1.1 사용자에게 부여된 시스템 권한 확인

SELECT * FROM DBA_SYS_PRIVS
WHERE GRANTEE = '사용자명' ;

1.2 사용자에게 부여된 롤 확인(시스템 권한이 롤에 포함됨)

SELECT * FROM DBA_ROLE_PRIVS
WHERE GRANTEE = '사용자명' ;

1.3 사용자에게 부여된 롤에 부여된 시스템 권한 확인

SELECT * FROM DBA_SYS_PRIVS
WHERE GRANTEE = '롤명' ;

1.4 타 사용자에게 부여한 객체(테이블등) 권한 확인

SELECT * FROM DBA_TAB_PRIVS
WHERE OWNER = '테이블소유자명' ;
-- 또는,
SELECT * FROM DBA_TAB_PRIVS
WHERE GRANTEE = '권한부여자명' ;

1.5 TABLESPACE 사용권한

ALTER USER XXX QUOTA UNLIMITED ON TS_XXX_D01;


DDL 권한 : 기본적으로 CREATE TABLE 권한(1, 2번 SQL로 확인 가능)이 있으면,

-자기가 생성한 테이블에 대해서는ALTER, DROP, TRUNCATE 가능
타 사용자에 대한 테이블 생성 권한은 DBA_SYS_PRIVS에서 확인 가능(CREATE ANY TABLE)||

DML 권한 : 본인 소유의 테이블은 모든 작업 수행 가능

타인 소유의 테이블에 대한 작업 수행은 4번 SQL로 확인 가능

DCL 권한 : 본인 소유의 테이블에 대한 타 사용자에게의 GRANT는 항상 가능

타인 소유의 테이블에 대한 타 사용자에게의 GRANT 권한은,
해당 테이블에 대한 권한을 DBA_TAB_PRIVS.GRANTABLE 컬럼에 YES 로 받은 경우 가능

GRANT ANY OBJECT PRIVILEGE 시스템 권한(1, 2번 SQL로 확인 가능)을 가지고 있는 경우 타 사용자의 모든 객체에 대한 권한 부여 가능(DBA도 해당 권한이 있음)

1.6 TRUNCATE 권한

제공하는 System Privilege 중 ‘TRUNCATE TABLE’ Privilege라는 것은 따로 존재하지 않으며, Table을 Truncate하기 위해서는 ‘DROP TABLE’ Privilege가 있으면 가능.

1.6.1 TRUNCATE 프로시져

CREATE OR REPLACE PROCEDURE XXX_DBA.SP_TRUNC (pTable IN VARCHAR2, reuse IN VARCHAR2 DEFAULT 'N')
IS
cmd	VARCHAR2 (4000) := 'truncate table XXX.' || pTable; BEGIN
IF UPPER (pTable) IN (TB_RC_XXX, 'TB_CM_XXX') -- Truncate이 허용되는 테이블 목록
THEN
CASE
WHEN reuse = 'N' THEN
-- DROP STORAGE
cmd := cmd || ' DROP STORAGE'; 
WHEN reuse = 'Y'
THEN
-- REUSE STORAGE
cmd := cmd || ' REUSE STORAGE'; 
END CASE;
-- DBMS_OUTPUT.put_line (cmd); EXECUTE IMMEDIATE cmd;
ELSE
RAISE_APPLICATION_ERROR (-20101, 'Requested Table is not allowed truncate operation.');
END IF;
END SP_TRUNC;
/
  • TRUNCATE 옵션
  1. DROP STORAGE (디폴트) : 결과 테이블에 할당 된 익스텐트 수를 MINEXTENTS의 원래 설정으로 줄입니다.
해제 된 익스텐트는 시스템으로 리턴되어 다른 오브젝트에서 사용할 수 있습니다.
  1. DROP ALL STORAGE는 세그먼트 삭제.
TRUNCATE TABLE 문 외에도 DROP ALL STORAGE는 ALTER TABLE TRUNCATE (SUB) PARTITION 문에도 적용됩니다.
이 옵션은 또한 절단중인 파티션과 연관된 종속 오브젝트 세그먼트를 삭제합니다.
DROP ALL STORAGE는 클러스터에서 지원되지 않습니다.
  1. REUSE STORAGE : 기존 공간을 줄이지 않고 유지토록함.

1.7 시스템 권한

Privilege Description
ADMIN

Enables a user to perform administrative tasks including checkpointing, backups, migration, and user creation and deletion.

ALTER ANY CACHE GROUP
Enables a user to alter any cache group in the database.
ALTER ANY INDEX
Enables a user to alter any index in the database.

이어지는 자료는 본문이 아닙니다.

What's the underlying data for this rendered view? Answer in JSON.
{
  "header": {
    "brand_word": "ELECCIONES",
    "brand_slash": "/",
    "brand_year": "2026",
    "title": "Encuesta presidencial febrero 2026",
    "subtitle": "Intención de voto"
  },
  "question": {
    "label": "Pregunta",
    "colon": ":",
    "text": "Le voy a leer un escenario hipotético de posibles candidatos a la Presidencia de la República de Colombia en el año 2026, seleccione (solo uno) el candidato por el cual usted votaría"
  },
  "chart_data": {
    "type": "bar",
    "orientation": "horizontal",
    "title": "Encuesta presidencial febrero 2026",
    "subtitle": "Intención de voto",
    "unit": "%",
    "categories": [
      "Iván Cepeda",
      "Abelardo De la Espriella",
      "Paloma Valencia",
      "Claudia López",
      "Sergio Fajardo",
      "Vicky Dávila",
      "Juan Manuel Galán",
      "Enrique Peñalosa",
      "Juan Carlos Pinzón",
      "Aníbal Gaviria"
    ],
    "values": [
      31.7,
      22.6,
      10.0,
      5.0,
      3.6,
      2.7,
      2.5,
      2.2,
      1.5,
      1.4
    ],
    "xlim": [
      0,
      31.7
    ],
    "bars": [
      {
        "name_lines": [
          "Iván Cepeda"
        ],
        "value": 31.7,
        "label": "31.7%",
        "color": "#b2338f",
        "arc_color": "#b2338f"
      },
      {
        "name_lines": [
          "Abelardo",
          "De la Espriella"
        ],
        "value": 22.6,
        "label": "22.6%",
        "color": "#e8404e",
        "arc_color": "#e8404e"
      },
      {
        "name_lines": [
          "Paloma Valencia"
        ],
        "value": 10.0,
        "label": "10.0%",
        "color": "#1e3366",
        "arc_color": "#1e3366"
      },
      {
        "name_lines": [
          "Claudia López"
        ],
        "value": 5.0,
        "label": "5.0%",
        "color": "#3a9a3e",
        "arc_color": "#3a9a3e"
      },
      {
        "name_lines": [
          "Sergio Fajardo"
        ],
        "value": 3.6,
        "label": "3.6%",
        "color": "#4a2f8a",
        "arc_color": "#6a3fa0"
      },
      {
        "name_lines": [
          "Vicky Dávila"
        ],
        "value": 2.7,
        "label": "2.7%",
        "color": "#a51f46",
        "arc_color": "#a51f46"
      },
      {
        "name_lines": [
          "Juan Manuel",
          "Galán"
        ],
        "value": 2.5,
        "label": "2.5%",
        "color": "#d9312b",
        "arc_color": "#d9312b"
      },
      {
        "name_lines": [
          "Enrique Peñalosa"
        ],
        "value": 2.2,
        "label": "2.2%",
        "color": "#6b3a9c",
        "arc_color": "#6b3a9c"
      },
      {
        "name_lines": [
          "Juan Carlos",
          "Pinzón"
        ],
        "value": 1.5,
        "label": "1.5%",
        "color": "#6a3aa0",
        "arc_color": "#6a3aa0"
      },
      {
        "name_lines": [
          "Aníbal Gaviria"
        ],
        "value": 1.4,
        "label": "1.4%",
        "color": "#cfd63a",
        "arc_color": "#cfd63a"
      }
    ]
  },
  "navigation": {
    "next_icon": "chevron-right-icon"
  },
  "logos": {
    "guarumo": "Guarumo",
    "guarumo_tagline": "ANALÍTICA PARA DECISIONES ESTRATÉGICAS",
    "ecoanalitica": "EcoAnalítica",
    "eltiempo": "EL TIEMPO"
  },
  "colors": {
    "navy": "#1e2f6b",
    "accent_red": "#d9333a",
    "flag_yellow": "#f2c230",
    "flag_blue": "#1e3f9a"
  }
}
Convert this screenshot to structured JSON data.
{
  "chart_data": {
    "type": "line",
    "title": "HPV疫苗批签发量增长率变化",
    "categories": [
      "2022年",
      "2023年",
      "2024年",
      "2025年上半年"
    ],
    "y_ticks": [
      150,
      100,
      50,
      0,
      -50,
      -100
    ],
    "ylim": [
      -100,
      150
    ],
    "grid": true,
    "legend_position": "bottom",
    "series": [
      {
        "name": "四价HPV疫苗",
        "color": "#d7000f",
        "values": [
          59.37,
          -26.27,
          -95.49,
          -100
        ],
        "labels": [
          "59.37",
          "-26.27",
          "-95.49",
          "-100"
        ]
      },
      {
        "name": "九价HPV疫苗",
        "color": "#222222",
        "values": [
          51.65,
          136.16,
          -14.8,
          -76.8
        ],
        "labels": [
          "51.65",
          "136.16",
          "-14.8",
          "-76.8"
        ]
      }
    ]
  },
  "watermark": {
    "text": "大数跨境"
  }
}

Note: There is no ALTER INDEX statement.

ALTER ANY MATERIALIZED VIEW
Enables a user to alter any materialized view in the database.

Note: There is no ALTER MATERIALIZED VIEW statement.

ALTER ANY PROCEDURE
Enables a user to alter any PL/SQL procedure, function or package in the database.
ALTER ANY SEQUENCE
Enables a user to alter any sequence in the database.

Note: There is no ALTER SEQUENCE statement.

ALTER ANY TABLE
Enables a user to alter any table in the database.
ALTER ANY VIEW
Enables a user to alter any view in the database.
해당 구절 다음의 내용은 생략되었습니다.